In a new study published in the Journal of Virology, investigators examined viral samples from 30 male study participants in Canada aged 22 to 59 years with recent HIV infections who were taking anti-HIV medications to understand factors that determine HIV reservoir size, or the number of cells that are latently infected with the HIV virus.
Investigators have previously studied how the various clades, or subtypes, of HIV impact disease onset, progression, symptoms, and related side effects. In Canada and the United States, HIV clade B is the most prevalent subtype.

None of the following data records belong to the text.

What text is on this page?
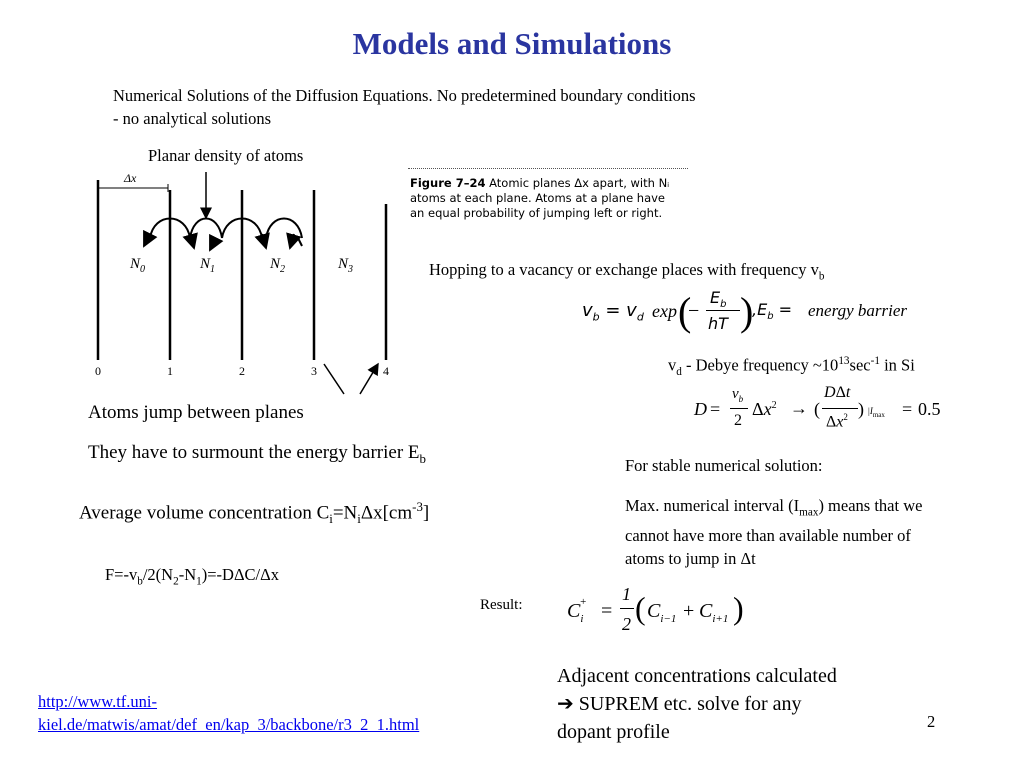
Models and Simulations
Numerical Solutions of the Diffusion Equations. No predetermined boundary conditions
- no analytical solutions
Planar density of atoms
Δx
$N_0$	$N_1$	$N_2$	$N_3$
0	1	2	3	4
Figure 7–24 Atomic planes Δx apart, with Nᵢ atoms at each plane. Atoms at a plane have an equal probability of jumping left or right.
Hopping to a vacancy or exchange places with frequency $v_b$
$v_b = v_d$ exp (
−
$E_b$
hT )
$,E_b$ = energy barrier
$v_d$ - Debye frequency $\sim 10^{13}\sec^{-1}$ in Si
D =
$v_b$
2
$\Delta x^2$ → (
DΔt
$\Delta x^2$ ) $|I_{max} = 0.5$
For stable numerical solution:
Max. numerical interval $(I_{max})$ means that we
cannot have more than available number of
atoms to jump in Δt
Atoms jump between planes
They have to surmount the energy barrier $E_b$
Average volume concentration $C_i=N_i\Delta x[cm^{-3}]$
$F=-v_b/2(N_2-N_1)=-D\Delta C/\Delta x$
Result: $C_i^+$ =
1
2 ( $C_{i-1} + C_{i+1}$ )
Adjacent concentrations calculated
➔ SUPREM etc. solve for any
dopant profile
http://www.tf.uni-
kiel.de/matwis/amat/def_en/kap_3/backbone/r3_2_1.html	2
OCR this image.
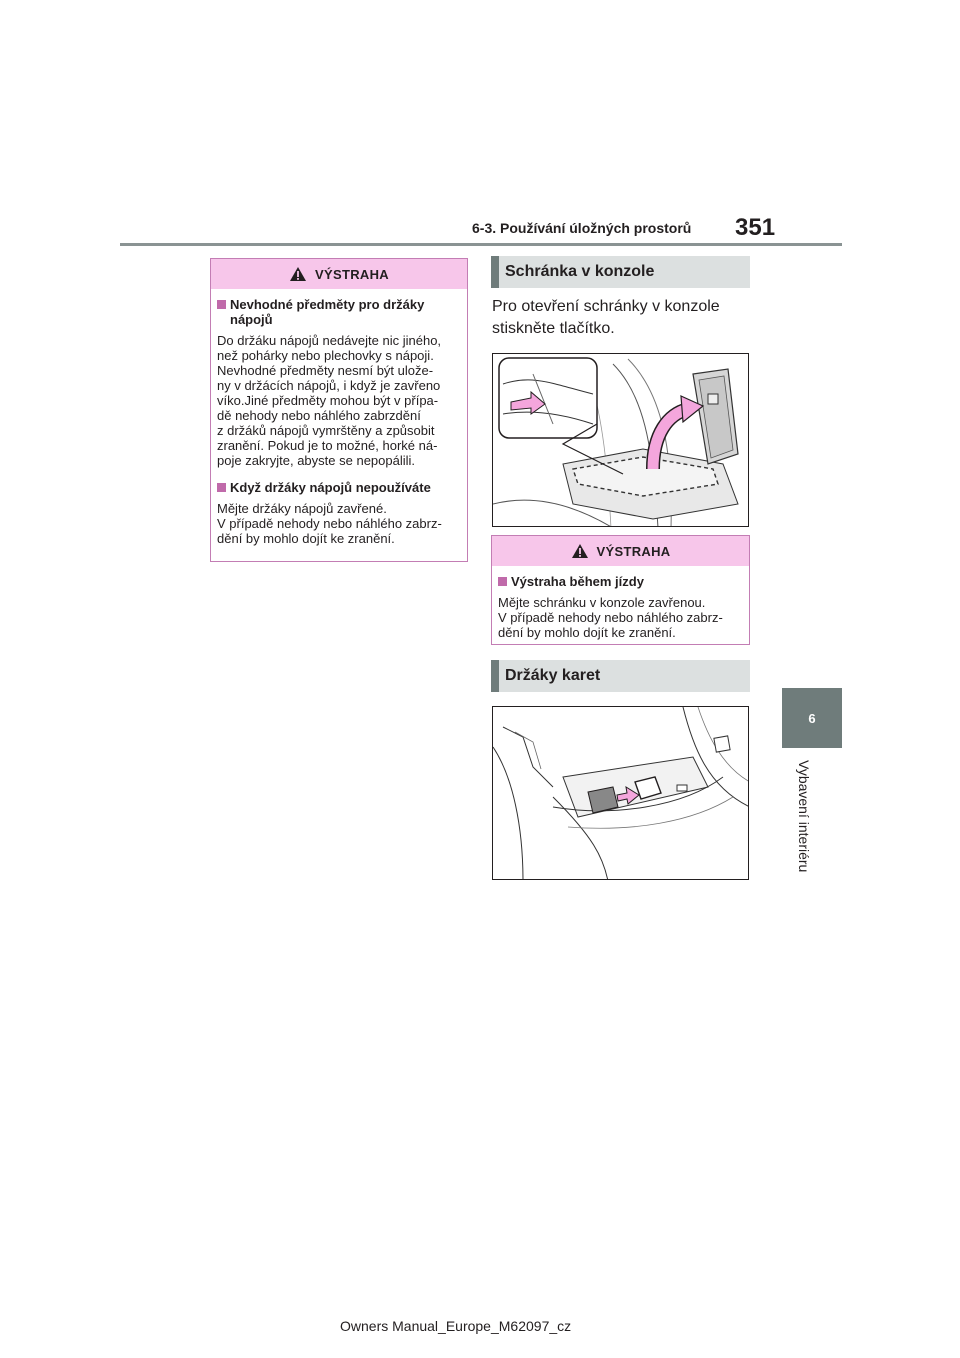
6-3. Používání úložných prostorů 351
6
Vybavení interiéru
VÝSTRAHA
Nevhodné předměty pro držáky nápojů
Do držáku nápojů nedávejte nic jiného,
než pohárky nebo plechovky s nápoji.
Nevhodné předměty nesmí být ulože-
ny v držácích nápojů, i když je zavřeno
víko.Jiné předměty mohou být v přípa-
dě nehody nebo náhlého zabrzdění
z držáků nápojů vymrštěny a způsobit
zranění. Pokud je to možné, horké ná-
poje zakryjte, abyste se nepopálili.
Když držáky nápojů nepoužíváte
Mějte držáky nápojů zavřené.
V případě nehody nebo náhlého zabrz-
dění by mohlo dojít ke zranění.
Schránka v konzole
Pro otevření schránky v konzole
stiskněte tlačítko.
VÝSTRAHA
Výstraha během jízdy
Mějte schránku v konzole zavřenou.
V případě nehody nebo náhlého zabrz-
dění by mohlo dojít ke zranění.
Držáky karet
Owners Manual_Europe_M62097_cz
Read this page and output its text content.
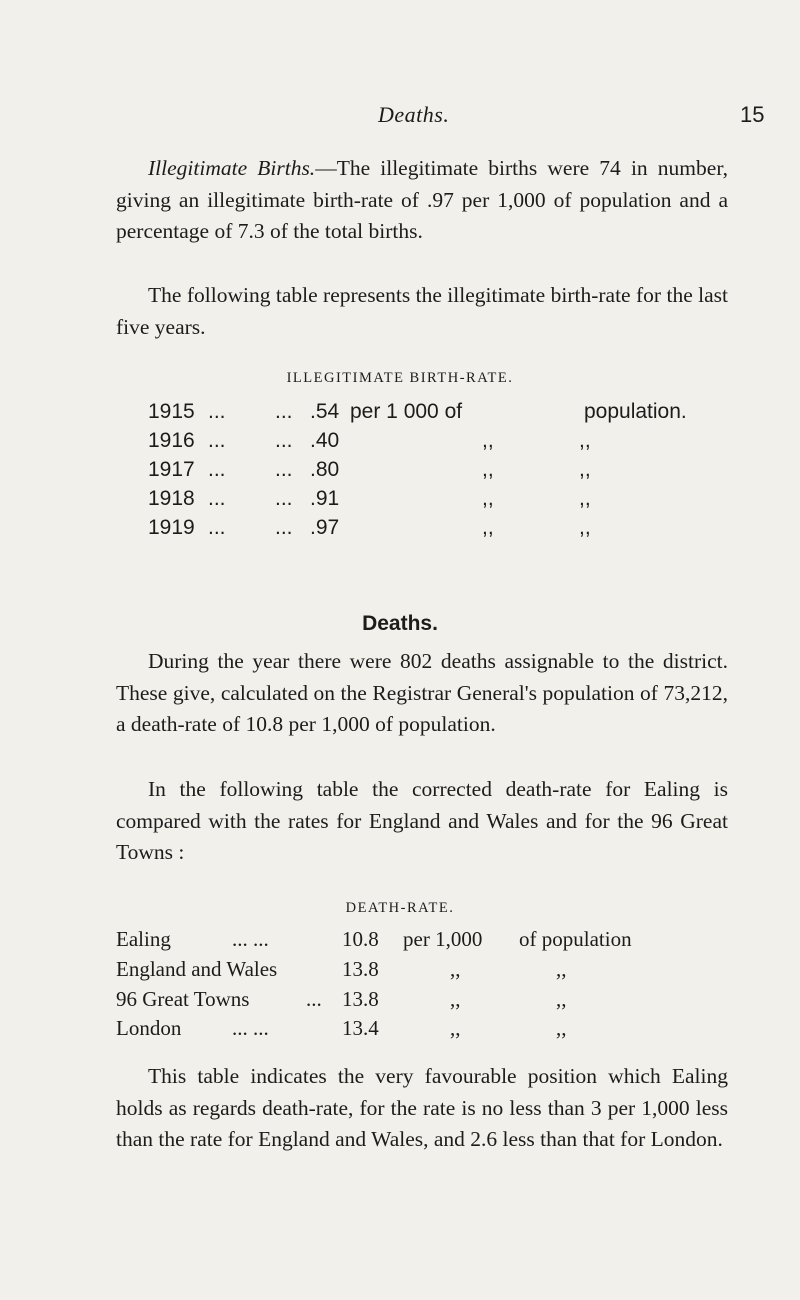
Deaths.	15

Illegitimate Births.—The illegitimate births were 74 in number, giving an illegitimate birth-rate of .97 per 1,000 of population and a percentage of 7.3 of the total births.

The following table represents the illegitimate birth-rate for the last five years.

ILLEGITIMATE BIRTH-RATE.
1915 ... ... .54 per 1 000 of	population.
1916 ... ... .40	,,	,,
1917 ... ... .80	,,	,,
1918 ... ... .91	,,	,,
1919 ... ... .97	,,	,,
Deaths.

During the year there were 802 deaths assignable to the district. These give, calculated on the Registrar General's population of 73,212, a death-rate of 10.8 per 1,000 of population.

In the following table the corrected death-rate for Ealing is compared with the rates for England and Wales and for the 96 Great Towns :

DEATH-RATE.
Ealing	... ...	10.8 per 1,000 of population
England and Wales	13.8	,,	,,
96 Great Towns	... 13.8	,,	,,
London ... ...	13.4	,,	,,

This table indicates the very favourable position which Ealing holds as regards death-rate, for the rate is no less than 3 per 1,000 less than the rate for England and Wales, and 2.6 less than that for London.
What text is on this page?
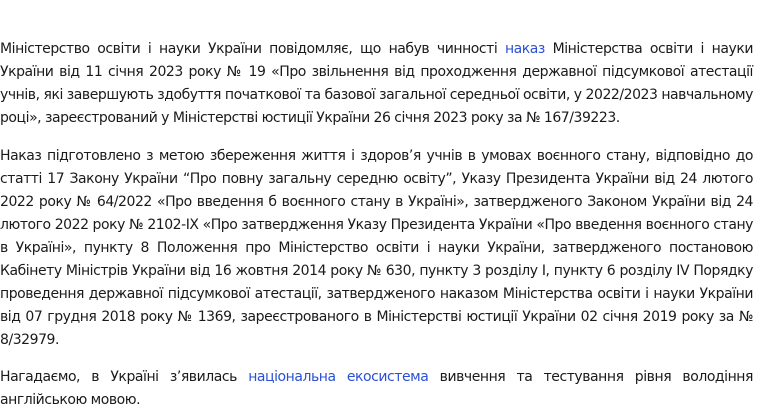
Міністерство освіти і науки України повідомляє, що набув чинності наказ Міністерства освіти і науки України від 11 січня 2023 року № 19 «Про звільнення від проходження державної підсумкової атестації учнів, які завершують здобуття початкової та базової загальної середньої освіти, у 2022/2023 навчальному році», зареєстрований у Міністерстві юстиції України 26 січня 2023 року за № 167/39223.

Наказ підготовлено з метою збереження життя і здоров’я учнів в умовах воєнного стану, відповідно до статті 17 Закону України “Про повну загальну середню освіту”, Указу Президента України від 24 лютого 2022 року № 64/2022 «Про введення б воєнного стану в Україні», затвердженого Законом України від 24 лютого 2022 року № 2102-IX «Про затвердження Указу Президента України «Про введення воєнного стану в Україні», пункту 8 Положення про Міністерство освіти і науки України, затвердженого постановою Кабінету Міністрів України від 16 жовтня 2014 року № 630, пункту 3 розділу I, пункту 6 розділу IV Порядку проведення державної підсумкової атестації, затвердженого наказом Міністерства освіти і науки України від 07 грудня 2018 року № 1369, зареєстрованого в Міністерстві юстиції України 02 січня 2019 року за № 8/32979.

Нагадаємо, в Україні з’явилась національна екосистема вивчення та тестування рівня володіння англійською мовою.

Previous research has found that those with clade B have larger HIV reservoirs compared to individuals with HIV in Uganda with clade A or D, who can have HIV reservoirs that are 3 times smaller than those with clade B. Smaller reservoirs are associated with HIV remission and post-treatment virologic control, and early combination antiretroviral therapy initiation limits HIV reservoir size.
In the new study, investigators hypothesized that larger HIV reservoirs associated with clade B may be linked to an HIV gene called Nef, which encodes the HIV accessory protein that modulates key immune evasion and pathogenic functions and helps the virus evade immune defense in early infection.
Clade B viruses have a more functional version of Nef, which has led investigators to examine if this factor helps the virus establish larger reservoirs. For the study, investigators collected blood at baseline upon combination antiretroviral therapy initiation and again at 48 weeks following treatment initiation for immunologic, clinical, and reservoir size assessments.